3 thoughts on “The extended version

  1. Hi Penny,

    I feel a bit sheepish leaving you a comment here. I saw you on Twitter last week interacting with William Shatner, and to be honest I followed you kind of impulsively because I found your smile captivating. I hate admitting I’m that shallow, but if you’ve had the misfortune of looking at my own Twitter feed you already know I’m not a deep or thoughtful person. Quite frankly I’m not a good person at all.

    Tonight I saw you again when Mr. Shatner popped up in my feed once more, and this time I decided to actually read some of your Twitter and visit your website. Maybe there’s something wrong with me and I just lack the perceptiveness of a normal person, but I wouldn’t have guessed what a struggle you’ve had. Even as shallow as I am, I don’t know how anyone could consider a woman with a smile as bright as yours disfigured. Whether it’s an accident of genetics or bubbles up from the positivity in your heart, or it’s both together that make your smile so radiant, it’s hard not to smile back. For me that’s saying a lot, as through a combination of health problems and neglect, I’ve lost many of my teeth (and what remains is rotten and soon to break), so I try to keep from smiling in order not to gross people out.
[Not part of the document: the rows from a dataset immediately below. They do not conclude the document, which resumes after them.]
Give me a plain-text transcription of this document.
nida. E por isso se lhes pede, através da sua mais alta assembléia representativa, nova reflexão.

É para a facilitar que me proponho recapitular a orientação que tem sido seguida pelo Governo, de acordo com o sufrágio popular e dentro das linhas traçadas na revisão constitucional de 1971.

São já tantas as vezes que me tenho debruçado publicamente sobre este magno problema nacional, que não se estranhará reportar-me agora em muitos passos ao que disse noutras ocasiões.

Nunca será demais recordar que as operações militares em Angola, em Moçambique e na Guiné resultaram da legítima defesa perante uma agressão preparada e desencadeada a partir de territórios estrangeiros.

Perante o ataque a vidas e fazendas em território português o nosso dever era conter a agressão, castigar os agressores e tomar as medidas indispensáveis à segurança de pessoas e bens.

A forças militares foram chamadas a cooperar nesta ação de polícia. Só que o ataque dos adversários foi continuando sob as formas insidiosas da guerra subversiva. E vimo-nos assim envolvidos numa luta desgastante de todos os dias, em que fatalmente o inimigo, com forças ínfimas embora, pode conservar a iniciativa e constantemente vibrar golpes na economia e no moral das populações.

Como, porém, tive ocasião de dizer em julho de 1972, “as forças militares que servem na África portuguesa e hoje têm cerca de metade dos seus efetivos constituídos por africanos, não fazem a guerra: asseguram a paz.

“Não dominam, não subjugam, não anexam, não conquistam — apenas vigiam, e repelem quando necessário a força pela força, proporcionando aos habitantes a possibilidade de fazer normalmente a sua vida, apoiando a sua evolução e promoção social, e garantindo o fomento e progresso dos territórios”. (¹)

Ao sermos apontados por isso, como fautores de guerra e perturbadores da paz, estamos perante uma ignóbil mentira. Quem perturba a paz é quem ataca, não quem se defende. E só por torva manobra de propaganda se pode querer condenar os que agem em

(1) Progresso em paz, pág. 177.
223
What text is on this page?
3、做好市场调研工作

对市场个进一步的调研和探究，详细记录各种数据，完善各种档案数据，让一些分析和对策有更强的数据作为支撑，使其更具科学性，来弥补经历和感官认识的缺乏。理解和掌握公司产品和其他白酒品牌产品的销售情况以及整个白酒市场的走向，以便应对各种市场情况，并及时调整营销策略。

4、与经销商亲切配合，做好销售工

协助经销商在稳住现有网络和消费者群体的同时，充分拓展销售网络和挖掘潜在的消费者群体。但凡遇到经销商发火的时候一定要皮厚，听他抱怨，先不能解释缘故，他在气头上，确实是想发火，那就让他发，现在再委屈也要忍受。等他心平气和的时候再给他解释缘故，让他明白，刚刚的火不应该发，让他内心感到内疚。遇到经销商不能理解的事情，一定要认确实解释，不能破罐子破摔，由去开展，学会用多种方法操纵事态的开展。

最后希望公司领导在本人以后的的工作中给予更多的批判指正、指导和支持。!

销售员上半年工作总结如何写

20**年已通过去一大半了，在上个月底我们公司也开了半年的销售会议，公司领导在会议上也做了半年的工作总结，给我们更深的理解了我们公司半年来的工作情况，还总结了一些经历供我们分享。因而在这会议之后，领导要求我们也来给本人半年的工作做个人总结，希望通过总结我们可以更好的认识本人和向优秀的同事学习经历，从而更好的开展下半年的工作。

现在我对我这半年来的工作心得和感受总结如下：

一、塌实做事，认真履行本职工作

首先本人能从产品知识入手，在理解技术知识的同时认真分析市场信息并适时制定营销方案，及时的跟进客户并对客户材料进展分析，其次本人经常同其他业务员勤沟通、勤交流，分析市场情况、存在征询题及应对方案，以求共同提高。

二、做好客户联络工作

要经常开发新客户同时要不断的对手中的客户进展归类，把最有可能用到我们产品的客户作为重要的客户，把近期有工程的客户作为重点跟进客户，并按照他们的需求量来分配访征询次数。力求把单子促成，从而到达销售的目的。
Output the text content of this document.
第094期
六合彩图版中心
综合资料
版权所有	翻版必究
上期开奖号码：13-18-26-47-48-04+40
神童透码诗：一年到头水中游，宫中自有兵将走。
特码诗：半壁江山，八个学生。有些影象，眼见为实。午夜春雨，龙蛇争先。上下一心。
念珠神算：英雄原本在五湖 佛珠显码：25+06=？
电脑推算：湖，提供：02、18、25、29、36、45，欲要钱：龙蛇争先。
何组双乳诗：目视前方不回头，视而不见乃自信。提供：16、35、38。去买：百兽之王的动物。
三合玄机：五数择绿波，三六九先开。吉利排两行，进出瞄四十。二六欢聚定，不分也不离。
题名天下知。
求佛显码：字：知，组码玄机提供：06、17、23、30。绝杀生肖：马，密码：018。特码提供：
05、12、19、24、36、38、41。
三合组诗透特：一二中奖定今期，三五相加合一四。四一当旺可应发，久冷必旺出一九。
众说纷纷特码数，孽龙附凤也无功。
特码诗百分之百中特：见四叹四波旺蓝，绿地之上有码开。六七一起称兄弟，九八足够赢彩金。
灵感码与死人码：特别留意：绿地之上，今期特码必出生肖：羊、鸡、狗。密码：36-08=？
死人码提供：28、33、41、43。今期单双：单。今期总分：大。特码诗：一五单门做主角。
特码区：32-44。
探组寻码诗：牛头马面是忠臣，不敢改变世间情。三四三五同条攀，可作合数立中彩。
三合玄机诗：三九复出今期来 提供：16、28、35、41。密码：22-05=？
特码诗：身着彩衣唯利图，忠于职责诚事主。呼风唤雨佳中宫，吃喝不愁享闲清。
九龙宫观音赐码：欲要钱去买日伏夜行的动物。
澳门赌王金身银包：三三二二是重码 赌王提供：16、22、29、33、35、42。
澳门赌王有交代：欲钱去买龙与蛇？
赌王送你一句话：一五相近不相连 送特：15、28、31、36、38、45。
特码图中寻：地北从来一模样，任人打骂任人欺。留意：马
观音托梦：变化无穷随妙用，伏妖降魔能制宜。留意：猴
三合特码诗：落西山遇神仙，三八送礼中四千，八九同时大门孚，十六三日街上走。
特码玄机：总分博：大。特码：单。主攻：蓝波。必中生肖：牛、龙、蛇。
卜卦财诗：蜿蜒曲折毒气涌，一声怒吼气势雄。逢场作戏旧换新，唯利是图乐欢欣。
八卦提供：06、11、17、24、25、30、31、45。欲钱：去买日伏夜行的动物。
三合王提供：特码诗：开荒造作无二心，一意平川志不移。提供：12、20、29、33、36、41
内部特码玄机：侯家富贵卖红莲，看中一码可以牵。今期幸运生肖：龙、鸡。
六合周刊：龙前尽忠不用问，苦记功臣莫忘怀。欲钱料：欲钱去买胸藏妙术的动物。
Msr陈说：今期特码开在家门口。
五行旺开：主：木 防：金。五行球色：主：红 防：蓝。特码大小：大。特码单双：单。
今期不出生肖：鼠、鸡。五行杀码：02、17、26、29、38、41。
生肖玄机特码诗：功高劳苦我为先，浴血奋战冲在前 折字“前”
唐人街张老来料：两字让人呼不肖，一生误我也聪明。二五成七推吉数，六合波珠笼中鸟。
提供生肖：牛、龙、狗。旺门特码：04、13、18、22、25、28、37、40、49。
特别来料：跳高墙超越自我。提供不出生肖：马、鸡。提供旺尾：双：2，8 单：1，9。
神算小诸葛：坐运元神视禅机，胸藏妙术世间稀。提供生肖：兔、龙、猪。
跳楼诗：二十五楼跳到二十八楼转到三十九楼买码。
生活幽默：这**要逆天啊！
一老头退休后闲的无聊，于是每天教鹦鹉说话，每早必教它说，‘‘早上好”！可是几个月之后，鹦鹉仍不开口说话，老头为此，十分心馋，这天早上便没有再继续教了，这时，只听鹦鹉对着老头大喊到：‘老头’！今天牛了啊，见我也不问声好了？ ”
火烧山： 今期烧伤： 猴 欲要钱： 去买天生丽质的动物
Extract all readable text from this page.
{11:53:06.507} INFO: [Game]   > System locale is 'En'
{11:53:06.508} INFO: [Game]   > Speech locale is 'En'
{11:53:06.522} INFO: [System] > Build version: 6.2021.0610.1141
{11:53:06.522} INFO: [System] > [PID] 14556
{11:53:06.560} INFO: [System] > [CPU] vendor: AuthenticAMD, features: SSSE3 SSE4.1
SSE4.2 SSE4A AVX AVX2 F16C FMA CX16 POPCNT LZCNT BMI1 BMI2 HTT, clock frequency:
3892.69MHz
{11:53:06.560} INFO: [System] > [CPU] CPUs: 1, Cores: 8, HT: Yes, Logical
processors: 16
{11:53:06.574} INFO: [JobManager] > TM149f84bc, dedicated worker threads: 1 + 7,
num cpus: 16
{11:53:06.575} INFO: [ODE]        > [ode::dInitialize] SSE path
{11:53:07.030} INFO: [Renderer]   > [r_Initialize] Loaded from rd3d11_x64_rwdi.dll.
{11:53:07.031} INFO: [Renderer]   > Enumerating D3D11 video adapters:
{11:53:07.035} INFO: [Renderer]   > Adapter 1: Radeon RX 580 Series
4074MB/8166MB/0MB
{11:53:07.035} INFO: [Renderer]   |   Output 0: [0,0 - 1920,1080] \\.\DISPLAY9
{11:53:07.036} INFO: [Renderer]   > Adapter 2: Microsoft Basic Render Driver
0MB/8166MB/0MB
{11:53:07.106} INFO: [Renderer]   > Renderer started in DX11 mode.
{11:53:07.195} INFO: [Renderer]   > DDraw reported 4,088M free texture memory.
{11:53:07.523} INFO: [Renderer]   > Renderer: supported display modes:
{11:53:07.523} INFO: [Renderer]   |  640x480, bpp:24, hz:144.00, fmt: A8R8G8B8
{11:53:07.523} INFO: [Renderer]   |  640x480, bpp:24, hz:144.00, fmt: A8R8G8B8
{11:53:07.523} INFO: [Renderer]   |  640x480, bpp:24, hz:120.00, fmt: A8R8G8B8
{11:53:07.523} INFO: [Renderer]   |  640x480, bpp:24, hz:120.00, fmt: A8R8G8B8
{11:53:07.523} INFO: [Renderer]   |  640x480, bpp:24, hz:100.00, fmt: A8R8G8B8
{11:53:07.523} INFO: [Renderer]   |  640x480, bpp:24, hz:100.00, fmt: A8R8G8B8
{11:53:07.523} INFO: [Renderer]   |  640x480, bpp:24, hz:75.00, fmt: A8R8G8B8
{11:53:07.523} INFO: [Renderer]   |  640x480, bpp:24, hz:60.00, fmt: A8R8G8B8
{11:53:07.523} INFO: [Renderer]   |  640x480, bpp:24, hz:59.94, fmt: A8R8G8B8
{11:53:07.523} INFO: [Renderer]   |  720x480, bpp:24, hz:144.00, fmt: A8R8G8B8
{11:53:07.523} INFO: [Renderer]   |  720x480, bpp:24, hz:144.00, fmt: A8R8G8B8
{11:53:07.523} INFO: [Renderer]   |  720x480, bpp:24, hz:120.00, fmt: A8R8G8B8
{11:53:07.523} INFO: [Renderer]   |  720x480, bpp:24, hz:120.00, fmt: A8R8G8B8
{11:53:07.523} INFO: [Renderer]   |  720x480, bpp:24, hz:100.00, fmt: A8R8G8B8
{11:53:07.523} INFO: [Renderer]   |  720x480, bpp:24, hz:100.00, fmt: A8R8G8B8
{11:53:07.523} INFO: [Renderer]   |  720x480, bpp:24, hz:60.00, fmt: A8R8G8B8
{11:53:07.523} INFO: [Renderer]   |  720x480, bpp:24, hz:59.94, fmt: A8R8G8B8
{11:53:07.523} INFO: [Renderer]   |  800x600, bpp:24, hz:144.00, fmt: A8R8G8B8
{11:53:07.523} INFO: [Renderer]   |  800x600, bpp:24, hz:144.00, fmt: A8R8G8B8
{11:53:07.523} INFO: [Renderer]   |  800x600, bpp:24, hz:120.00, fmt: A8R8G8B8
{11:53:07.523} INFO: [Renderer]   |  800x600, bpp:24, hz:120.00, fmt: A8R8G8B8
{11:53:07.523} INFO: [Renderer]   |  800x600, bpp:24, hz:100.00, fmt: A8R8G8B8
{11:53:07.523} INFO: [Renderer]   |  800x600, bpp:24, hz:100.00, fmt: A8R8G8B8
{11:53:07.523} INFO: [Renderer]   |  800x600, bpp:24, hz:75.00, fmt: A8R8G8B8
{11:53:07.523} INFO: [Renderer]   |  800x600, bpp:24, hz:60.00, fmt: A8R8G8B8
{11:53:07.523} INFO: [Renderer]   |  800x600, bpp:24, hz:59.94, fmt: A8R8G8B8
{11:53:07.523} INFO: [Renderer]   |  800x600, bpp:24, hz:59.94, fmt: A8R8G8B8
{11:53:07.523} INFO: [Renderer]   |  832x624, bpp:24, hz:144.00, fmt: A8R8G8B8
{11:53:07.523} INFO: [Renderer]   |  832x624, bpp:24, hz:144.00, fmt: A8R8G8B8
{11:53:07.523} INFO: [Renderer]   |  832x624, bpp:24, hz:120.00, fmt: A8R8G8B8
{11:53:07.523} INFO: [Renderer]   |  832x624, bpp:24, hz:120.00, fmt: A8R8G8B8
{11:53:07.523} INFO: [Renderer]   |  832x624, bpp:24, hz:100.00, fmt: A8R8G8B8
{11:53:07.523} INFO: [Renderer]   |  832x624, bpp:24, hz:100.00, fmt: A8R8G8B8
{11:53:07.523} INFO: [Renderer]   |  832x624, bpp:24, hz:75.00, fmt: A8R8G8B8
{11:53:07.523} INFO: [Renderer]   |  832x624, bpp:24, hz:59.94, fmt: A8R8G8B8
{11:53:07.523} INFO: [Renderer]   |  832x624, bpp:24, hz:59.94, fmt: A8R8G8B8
    I know that focusing on a physical trait makes me just as superficial as the people who have caused you pain in life, but I hope you can forgive me. It’s wonderful to see that you haven’t let other people’s attitudes stop you from working hard to make the world a better place. You make me want to be a better person.

    My apologies for bothering you here on your blog, but in making me smile in spite of myself, forgetting for some moments that I don’t do that anymore, that’s a gift I can’t help but thank you for. If you wear the same sunshine on your face wherever you go, I know you’ll make all your dreams come true.

    Anyway, I don’t want to come off like some creepy stalker, so I won’t bug you again.